Il perito sull’amianto: «Nesso di causalità»

C’è un «nesso di causalità» fra l’esposizione all’amianto in ambienti di lavoro e le gravi patologie che hanno portato alla morte degli otto lavoratori per anni dipendenti in servizio in Fmsa e Gmt. «Tutto il rischio» è collegato all’esposizione avvenuta alla Fabbrica Macchine Sant’Andrea e in Grandi Motori Trieste e in due casi pure, precedentemente, in altri luoghi di lavoro. L’ha affermato ieri pomeriggio, illustrando gli esiti della consulenza affidatagli dal pm Matteo Tripani, il medico del lavoro Pietro Gino Barbieri, di Brescia, durante l’udienza del processo che vede accusati a vario titolo di omicidio colposo plurimo e di una serie di violazioni riguardanti la prevenzione negli ambienti di lavoro tre ex dirigenti e manager Gmt: Manlio Lippi, dal 1977 al 1984 presidente e amministratore delegato della società; Enrico Bocchini, presidente del cda di Fincantieri dopo l’incorporazione della Gmt nella stessa (operazione avvenuta nel 1984); e Corrado Antonini, dal 1984 ai vertici di Fincantieri come direttore generale e ad, e dal 1994 nel ruolo di presidente.
Il pm Tripani accusa i tre imputati di non aver adottato, nel periodo fra il 1971 e il 2001 all’interno dello stabilimento di Bagnoli della Rosandra, tutte le misure utili a garantire la tutela della salute dei lavoratori e in particolare l’utilizzo di mascherine con appositi filtri, la sistemazione dell’amianto in ambienti separati e la dotazione di impianti fissi e mobili per l’aspirazione. La morte degli otto lavoratori è avvenuta per mesotelioma pleurico, tumore che ha un periodo di latenza molto lungo.
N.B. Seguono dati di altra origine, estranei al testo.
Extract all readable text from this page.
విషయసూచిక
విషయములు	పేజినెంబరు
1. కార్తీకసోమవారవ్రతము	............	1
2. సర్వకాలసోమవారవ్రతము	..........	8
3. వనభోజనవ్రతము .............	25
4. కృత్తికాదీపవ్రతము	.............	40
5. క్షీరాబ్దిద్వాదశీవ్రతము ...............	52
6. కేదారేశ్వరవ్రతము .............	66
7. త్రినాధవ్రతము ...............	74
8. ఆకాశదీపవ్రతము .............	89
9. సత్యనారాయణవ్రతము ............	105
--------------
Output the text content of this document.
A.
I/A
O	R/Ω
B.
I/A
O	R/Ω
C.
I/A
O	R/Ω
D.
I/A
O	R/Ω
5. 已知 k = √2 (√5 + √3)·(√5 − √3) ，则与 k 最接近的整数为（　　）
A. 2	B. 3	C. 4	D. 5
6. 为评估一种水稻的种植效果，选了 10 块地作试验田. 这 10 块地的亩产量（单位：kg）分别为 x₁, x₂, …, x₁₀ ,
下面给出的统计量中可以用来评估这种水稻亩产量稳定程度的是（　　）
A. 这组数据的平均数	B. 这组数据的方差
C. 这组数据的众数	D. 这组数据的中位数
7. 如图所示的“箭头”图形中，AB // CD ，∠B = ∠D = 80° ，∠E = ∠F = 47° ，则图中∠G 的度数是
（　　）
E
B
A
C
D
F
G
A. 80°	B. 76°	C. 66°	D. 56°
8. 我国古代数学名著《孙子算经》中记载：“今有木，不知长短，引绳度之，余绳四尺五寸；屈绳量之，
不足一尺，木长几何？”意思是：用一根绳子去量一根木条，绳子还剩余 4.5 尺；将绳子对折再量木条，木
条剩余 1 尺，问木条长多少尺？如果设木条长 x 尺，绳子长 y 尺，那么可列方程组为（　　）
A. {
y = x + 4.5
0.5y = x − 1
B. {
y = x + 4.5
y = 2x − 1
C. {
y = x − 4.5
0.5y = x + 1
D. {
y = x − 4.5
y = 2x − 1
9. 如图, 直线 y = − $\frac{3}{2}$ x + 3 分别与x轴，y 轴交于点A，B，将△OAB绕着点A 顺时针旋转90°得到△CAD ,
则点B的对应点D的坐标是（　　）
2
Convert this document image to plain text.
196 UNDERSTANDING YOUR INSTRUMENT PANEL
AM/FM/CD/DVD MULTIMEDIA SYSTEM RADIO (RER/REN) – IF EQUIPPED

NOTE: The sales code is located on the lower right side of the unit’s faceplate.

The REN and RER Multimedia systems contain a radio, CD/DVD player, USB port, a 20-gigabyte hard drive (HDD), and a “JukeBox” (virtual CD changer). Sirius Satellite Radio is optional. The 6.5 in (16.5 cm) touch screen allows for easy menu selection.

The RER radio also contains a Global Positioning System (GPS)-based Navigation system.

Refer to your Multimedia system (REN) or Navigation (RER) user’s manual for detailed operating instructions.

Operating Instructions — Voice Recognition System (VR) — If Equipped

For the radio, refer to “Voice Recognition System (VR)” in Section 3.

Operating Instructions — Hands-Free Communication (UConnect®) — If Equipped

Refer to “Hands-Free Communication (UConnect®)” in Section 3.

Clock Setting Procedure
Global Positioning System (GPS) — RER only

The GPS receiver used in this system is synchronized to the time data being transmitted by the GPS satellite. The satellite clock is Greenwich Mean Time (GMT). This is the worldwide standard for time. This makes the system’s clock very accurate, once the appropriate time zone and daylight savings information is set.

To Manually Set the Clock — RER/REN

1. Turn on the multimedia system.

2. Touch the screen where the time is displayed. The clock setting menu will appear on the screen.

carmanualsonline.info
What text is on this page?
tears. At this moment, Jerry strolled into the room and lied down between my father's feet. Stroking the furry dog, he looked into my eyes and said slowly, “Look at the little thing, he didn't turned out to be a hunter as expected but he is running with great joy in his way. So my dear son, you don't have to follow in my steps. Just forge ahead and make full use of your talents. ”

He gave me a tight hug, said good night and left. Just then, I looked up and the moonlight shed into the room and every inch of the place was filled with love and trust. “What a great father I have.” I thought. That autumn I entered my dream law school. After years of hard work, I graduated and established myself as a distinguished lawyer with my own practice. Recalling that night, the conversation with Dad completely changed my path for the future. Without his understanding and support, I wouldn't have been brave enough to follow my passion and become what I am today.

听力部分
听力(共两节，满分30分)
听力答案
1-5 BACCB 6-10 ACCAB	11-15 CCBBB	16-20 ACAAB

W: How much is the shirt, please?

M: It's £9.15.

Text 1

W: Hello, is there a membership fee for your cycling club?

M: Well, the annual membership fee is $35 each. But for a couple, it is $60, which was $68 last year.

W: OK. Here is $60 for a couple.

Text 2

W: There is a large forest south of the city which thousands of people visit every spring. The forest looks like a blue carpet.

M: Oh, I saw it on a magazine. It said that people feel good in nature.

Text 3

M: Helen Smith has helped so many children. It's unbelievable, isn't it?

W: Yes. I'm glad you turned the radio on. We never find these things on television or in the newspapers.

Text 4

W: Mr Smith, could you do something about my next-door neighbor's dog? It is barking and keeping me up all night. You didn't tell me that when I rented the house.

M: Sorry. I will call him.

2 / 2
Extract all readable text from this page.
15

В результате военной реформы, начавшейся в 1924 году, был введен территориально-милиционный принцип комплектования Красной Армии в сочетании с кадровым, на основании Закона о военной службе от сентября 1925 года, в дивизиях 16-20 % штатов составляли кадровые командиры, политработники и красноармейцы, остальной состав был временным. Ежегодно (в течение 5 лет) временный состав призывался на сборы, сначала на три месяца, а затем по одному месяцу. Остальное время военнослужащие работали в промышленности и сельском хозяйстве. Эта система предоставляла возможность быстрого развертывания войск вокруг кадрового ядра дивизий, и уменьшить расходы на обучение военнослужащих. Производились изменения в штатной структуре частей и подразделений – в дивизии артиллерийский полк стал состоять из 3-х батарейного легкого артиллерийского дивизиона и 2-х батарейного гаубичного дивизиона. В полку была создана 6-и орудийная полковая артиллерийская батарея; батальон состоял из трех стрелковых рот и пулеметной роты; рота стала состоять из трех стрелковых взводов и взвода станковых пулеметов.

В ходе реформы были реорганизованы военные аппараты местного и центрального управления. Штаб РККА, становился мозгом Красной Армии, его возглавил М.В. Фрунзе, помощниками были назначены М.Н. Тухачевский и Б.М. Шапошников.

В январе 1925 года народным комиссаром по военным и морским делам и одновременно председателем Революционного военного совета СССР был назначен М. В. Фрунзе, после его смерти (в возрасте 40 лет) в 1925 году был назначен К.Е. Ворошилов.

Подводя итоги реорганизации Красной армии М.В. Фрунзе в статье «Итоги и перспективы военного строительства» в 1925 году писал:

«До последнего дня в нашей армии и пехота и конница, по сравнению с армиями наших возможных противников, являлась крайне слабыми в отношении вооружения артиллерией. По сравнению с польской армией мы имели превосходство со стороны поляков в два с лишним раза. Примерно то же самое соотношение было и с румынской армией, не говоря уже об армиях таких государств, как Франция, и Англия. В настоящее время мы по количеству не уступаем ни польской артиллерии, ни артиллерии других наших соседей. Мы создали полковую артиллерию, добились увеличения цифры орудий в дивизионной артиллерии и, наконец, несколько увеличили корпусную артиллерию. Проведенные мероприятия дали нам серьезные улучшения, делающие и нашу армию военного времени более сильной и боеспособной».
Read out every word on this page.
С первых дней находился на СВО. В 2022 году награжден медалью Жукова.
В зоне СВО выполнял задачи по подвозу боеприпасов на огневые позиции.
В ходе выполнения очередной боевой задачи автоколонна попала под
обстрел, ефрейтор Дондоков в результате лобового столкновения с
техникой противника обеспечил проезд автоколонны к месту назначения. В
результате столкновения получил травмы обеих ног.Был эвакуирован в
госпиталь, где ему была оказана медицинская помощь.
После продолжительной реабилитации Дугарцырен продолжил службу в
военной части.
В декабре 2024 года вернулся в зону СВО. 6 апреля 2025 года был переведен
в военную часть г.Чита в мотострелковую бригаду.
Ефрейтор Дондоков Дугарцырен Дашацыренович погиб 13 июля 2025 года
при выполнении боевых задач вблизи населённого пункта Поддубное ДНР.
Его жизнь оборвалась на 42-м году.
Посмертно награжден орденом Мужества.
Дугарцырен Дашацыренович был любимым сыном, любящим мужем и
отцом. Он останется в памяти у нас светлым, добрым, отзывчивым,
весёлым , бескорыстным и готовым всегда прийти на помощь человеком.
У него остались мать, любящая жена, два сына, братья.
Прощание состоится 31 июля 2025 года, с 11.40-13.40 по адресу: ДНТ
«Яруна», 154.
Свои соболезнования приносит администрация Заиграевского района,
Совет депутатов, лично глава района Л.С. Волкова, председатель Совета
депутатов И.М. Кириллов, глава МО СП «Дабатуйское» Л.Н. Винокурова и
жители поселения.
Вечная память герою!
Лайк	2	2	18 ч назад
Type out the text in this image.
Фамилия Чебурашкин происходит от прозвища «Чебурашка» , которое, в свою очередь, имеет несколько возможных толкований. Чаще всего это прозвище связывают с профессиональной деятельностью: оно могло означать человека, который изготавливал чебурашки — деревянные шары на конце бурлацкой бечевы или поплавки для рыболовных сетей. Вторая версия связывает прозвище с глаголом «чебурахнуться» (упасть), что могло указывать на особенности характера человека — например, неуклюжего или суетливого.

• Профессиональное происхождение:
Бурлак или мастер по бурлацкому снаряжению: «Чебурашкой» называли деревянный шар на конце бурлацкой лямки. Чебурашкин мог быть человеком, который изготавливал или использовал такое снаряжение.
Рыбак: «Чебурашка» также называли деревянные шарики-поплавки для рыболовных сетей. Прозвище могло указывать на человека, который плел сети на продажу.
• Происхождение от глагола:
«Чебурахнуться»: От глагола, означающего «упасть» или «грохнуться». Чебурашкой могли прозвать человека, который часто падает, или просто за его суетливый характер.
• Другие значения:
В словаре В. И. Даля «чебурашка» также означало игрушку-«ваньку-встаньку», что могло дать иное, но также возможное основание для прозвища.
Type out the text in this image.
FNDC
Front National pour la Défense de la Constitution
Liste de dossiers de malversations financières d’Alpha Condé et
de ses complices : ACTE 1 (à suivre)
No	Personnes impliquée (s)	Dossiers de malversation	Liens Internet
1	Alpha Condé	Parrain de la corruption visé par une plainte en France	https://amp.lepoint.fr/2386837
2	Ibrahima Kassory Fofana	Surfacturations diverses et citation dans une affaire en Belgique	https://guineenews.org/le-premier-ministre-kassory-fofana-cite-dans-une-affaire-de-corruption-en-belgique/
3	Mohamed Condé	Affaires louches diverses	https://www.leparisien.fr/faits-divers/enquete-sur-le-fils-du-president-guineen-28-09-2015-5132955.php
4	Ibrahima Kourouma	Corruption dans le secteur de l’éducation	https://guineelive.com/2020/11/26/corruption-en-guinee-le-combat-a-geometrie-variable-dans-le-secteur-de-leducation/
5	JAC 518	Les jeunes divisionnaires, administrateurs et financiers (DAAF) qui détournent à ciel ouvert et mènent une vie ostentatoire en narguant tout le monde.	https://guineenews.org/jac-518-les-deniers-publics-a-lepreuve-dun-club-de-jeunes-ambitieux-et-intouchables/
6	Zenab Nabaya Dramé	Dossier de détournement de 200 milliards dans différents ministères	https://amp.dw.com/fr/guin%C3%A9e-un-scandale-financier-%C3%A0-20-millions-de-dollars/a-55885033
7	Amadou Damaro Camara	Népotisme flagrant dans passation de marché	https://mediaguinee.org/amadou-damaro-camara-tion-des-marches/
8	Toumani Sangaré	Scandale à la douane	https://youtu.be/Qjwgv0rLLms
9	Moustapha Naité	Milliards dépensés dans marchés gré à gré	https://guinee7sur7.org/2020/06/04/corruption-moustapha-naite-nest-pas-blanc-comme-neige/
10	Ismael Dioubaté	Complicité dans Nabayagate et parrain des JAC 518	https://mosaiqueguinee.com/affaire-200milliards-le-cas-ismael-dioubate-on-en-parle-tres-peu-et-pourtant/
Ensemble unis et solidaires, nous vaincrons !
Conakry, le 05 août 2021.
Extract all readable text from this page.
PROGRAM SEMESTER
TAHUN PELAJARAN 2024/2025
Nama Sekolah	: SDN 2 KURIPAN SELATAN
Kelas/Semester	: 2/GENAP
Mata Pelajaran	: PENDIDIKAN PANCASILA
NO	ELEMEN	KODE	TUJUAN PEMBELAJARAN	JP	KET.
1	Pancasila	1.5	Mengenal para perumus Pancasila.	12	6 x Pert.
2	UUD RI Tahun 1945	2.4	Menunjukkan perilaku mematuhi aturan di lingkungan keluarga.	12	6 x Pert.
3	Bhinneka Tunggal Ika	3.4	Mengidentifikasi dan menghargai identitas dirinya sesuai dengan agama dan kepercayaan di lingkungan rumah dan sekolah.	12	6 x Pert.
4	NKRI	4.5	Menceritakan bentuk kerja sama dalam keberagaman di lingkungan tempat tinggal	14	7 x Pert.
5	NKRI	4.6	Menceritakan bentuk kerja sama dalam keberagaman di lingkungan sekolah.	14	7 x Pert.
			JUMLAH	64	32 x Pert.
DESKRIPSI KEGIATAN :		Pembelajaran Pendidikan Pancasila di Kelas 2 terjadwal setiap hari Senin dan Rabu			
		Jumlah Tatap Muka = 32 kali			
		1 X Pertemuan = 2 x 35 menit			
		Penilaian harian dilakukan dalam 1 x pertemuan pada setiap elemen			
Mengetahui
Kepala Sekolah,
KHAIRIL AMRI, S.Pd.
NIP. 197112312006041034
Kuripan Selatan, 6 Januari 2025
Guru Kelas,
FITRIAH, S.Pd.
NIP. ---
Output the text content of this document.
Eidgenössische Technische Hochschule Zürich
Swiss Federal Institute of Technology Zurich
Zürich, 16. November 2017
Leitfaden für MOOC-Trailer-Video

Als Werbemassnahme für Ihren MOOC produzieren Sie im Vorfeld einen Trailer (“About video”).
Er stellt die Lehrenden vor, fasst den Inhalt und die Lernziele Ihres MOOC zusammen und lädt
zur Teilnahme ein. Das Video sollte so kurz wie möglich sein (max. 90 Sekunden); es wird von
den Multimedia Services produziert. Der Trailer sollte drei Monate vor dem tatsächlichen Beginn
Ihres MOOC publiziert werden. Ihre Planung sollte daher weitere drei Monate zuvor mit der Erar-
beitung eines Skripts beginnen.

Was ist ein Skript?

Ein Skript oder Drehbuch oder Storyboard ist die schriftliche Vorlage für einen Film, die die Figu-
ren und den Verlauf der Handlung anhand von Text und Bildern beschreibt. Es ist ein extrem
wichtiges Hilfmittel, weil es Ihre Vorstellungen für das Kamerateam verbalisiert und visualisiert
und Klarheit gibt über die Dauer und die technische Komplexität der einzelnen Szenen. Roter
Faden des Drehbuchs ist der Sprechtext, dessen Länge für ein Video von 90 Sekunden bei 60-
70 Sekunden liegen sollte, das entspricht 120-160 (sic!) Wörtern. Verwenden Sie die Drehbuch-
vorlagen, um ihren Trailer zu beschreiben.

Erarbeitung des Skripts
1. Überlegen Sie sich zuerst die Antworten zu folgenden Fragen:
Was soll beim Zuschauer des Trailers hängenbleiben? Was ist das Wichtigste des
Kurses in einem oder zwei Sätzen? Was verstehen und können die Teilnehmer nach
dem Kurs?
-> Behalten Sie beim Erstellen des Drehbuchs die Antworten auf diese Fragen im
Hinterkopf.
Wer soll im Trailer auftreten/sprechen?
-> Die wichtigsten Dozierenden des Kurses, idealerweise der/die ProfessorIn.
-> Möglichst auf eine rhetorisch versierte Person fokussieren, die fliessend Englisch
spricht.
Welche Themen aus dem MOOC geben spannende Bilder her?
Secondo il pubblico ministero la malattia sarebbe derivata dall’esposizione all’amianto nello stabilimento. In ognuno degli otto lavoratori - come confermato anche dagli esami autoptici - è stata accertata pure «l’asbestosi», indicativa di «una significativa esposizione»: aspetto che lo stesso Barbieri ha rilevato in aula. «L’esposizione è sempre stata di tipo lavorativo - ha aggiunto -, per tutti in Fmsa e Gmt. E in due casi con una certa esposizione anche precedente (in altre sedi di imprese differenti, ndr)».
L’esperto bresciano ha inoltre messo in evidenza come una serie di misure di prevenzione su igiene e presenza di polveri fossero contenute già in norme del 1953 e certi rischi risultassero noti da prima ancora, aggiungendo inoltre: «I presidi non adottati, se lo fossero stati avrebbero ridotto i rischi da esposizione. A partire dalla sostituzione dell’amianto con altri materiali». E con i rischi sarebbero state ridotte anche «le probabilità di insorgenza di malattie conseguenti». Prossima udienza il 2 luglio. (m.u.)